Wednesday, October 9, 2024

Iran, the balance of terror in the Middle East and the bomb - Sam Faddis

 

​ by Sam Faddis

We must assume the Iranians have everything they need to build nuclear weapons right now.

 


Israel has decimated Hamas. Israel has killed the top twenty leaders in Hezbollah’s military wing including Nasrallah himself. Israel has pounded the Houthis. Israeli troops are on the ground inside Lebanon. Iran’s prized surrogates are in disarray and bleeding badly.

The whole world is waiting for Tehran’s response. Will it be nuclear?

Let’s take stock of what we know. American intelligence likes to say that Iran walked away from many of its nuclear weapon’s efforts in 2003. That is not true. Iran shut down portions of its program that had been exposed. It then took great pains to continue nuclear weapons work in secret at undisclosed locations.

For twenty years at least we have known that Iran has been working on the myriad of engineering tasks required to actually build an atomic bomb. Iran has wide-ranging and longstanding contacts with North Korea, which has nuclear weapons. Iran has increasingly strong contacts with Russia as well. It is absurd to believe that Iran is now enriching uranium and will only begin work on building an actual weapon after it has the necessary fissile material. It is much more likely that when sufficient fissile material is acquired it will be placed into weapons that have already been constructed.

Iran has a massive arsenal of drones, cruise missiles, and ballistic missiles. Only an idiot would believe they built all these without giving any thought to which ones would carry nuclear weapons when they were acquired. It is much more likely that at least some of them were built to the known dimensions of the nuclear weapons they would be expected to carry. In short, once the weapons are available there is every reason to think that they will be fitted into existing and proven delivery vehicles and be available for use almost immediately.

Everyone who is watching the Iranian nuclear weapons program agrees that in effect Tehran already has the necessary fissile material to build at least a handful of weapons. We are told periodically that Iran is at most days or perhaps two weeks away from having the necessary material. Enrichment activities continue uninterrupted. We have no real visibility into how fast they are progressing. Pretending that the Iranians are almost at the finish line but somehow never reaching it is absurd.

We must assume the Iranians have everything they need to build nuclear weapons right now.

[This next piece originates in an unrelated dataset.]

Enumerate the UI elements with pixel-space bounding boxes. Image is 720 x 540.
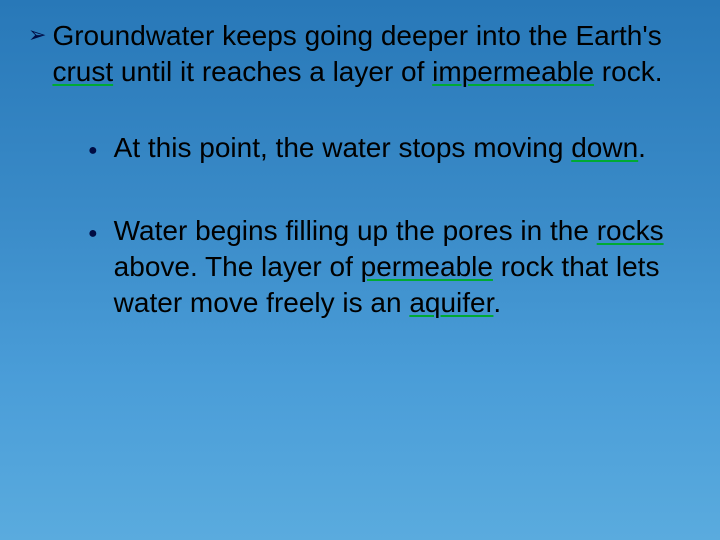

We know that Iran has secret nuclear sites about which we know nothing. Periodically, we stumble across these. The Iranians offer excuses and then everything at those sites vanishes and goes elsewhere where it cannot be monitored. In 2018 for example, the International Atomic Energy Agency discovered a site in Turquzabad, near Tehran, that appeared to have been used to store nuclear material and equipment. In 2019, Agency inspectors visited the site and detected manmade uranium particles there. The IAEA subsequently identified three additional undeclared sites where nuclear-related activities were believed to have occurred. The IAEA declined to even investigate at least one of those sites because of its determination that the site had “undergone extensive sanitization and leveling.”

On June 5, 2024, the IAEA’s board of governors censured Iran for failing to cooperate with the agency.  Iran is not allowing the IAEA to monitor in any meaningful fashion the status of its nuclear efforts.

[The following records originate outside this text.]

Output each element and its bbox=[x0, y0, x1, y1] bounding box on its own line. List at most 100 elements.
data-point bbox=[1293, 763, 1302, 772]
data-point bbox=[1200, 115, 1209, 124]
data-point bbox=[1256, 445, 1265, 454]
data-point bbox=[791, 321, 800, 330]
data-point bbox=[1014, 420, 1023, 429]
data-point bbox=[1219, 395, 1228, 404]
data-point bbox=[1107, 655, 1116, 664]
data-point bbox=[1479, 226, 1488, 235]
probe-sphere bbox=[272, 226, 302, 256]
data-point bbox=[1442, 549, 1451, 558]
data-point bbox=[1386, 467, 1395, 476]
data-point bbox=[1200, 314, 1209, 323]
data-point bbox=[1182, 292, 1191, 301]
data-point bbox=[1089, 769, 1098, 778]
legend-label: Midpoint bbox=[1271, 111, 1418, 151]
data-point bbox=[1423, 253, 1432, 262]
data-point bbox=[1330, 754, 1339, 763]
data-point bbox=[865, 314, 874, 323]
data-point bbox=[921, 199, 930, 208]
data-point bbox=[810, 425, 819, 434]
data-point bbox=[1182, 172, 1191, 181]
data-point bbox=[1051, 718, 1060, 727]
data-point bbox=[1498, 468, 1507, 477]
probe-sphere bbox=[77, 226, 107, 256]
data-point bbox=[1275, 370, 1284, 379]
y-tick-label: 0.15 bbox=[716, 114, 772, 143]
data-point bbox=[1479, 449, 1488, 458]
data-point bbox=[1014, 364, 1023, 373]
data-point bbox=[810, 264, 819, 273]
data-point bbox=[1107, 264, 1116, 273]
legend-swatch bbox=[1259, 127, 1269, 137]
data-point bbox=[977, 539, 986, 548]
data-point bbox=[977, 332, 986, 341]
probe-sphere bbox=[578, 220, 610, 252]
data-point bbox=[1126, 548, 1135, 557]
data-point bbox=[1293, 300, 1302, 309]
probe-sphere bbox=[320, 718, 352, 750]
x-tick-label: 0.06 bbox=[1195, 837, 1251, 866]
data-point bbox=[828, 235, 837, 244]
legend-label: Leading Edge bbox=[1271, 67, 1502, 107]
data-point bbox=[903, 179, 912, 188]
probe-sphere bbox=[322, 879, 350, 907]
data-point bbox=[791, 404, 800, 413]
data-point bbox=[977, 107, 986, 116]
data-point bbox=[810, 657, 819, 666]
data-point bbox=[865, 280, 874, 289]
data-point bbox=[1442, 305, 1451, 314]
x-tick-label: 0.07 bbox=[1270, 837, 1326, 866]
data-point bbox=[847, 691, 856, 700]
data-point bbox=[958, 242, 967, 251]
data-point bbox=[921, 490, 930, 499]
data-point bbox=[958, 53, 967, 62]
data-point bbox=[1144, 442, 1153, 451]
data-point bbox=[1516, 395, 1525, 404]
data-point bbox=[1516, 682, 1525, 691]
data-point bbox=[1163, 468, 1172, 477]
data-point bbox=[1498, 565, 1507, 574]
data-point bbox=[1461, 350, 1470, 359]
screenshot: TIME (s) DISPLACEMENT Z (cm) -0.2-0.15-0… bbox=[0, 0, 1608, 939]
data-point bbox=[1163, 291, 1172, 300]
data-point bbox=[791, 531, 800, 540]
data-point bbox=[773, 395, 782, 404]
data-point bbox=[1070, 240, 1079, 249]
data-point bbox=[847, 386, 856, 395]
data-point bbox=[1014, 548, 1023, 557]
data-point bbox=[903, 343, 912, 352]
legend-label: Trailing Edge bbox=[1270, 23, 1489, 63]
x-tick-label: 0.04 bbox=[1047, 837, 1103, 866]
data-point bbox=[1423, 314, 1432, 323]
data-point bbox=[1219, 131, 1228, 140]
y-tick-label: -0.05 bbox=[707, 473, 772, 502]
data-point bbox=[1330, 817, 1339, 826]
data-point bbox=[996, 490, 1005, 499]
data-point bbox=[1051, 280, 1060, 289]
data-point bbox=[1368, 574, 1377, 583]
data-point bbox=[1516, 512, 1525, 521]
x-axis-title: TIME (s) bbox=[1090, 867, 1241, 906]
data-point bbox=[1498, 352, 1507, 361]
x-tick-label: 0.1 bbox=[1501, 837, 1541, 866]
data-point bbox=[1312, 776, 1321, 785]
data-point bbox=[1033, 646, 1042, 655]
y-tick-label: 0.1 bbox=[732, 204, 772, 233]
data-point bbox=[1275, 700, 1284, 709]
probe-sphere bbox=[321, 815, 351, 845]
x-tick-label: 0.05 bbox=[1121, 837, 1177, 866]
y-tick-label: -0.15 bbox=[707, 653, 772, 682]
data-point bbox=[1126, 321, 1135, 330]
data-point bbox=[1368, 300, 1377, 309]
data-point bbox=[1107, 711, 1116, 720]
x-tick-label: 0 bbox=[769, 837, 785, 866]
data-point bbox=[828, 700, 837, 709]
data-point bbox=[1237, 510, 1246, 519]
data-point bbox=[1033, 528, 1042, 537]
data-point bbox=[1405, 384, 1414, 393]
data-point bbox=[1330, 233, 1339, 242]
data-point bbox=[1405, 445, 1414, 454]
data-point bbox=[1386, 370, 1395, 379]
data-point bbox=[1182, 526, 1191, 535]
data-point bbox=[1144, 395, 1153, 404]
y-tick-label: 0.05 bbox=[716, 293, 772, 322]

In Iran, hardliners are increasingly calling for Iran to take the next step and go nuclear. There is no pretense anymore that they do not have the capability. The regime in Tehran increasingly finds itself under fire internally and backed into a corner. Among the critics is Saeed Jalili a prominent politician and former presidential candidate. He has been described as a “true believer” in the Iranian revolution and is part of the Front of Islamic Revolution Stability, a far-right group of hard-liners known to believe Iran should possess “special weapons” a euphemism for nuclear weapons.

Iran based its policies for many years on what amounts to a balance of terror. It counted on the fact that even the Israelis would only go so far out of concern that more aggressive actions would unleash a whirlwind of attacks by Iranian proxies in the region. That policy no longer makes any sense. In effect, the Israelis have called Tehran’s bluff.

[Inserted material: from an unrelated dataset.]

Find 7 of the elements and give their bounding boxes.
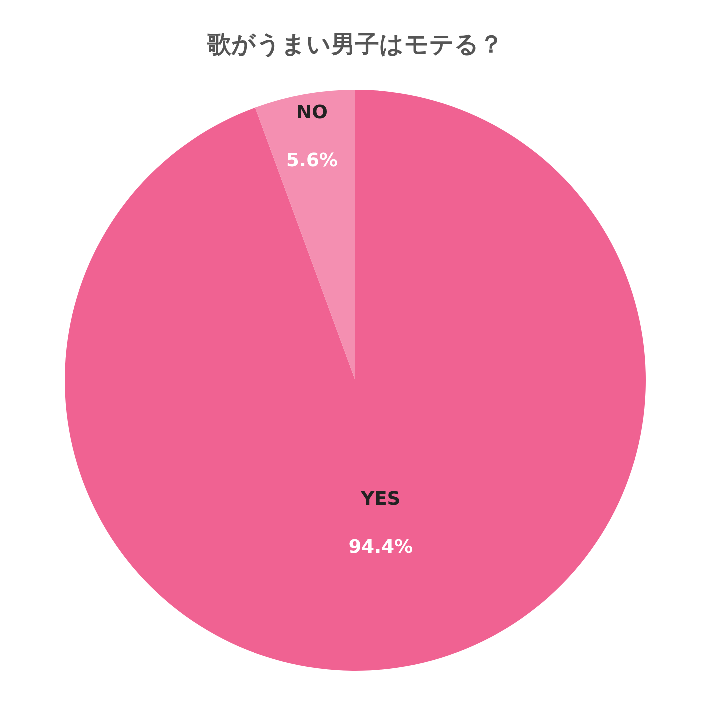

The ayatollahs now find themselves backed into a corner. Israel has already demonstrated it will strike inside Iran itself when it killed Hamas leader Ismail Haniyeh. It has also demonstrated a willingness to kill senior leaders like Nasrallah even when they are hiding amongst the civilian population. All of this leaves Iran with a clear choice. It can abandon its regional aspirations, accept that the balance of terror no longer exists, and knuckle under.

Or, Iran can take the next step with its nuclear program. It can assemble and deploy weapons and up the ante to an entirely new level one where any further attacks by Israel might potentially be met with a response that would wipe Israel from the map. We should not discount that possibility. Iran may back down. It may also seek to restore the balance of terror and go nuclear.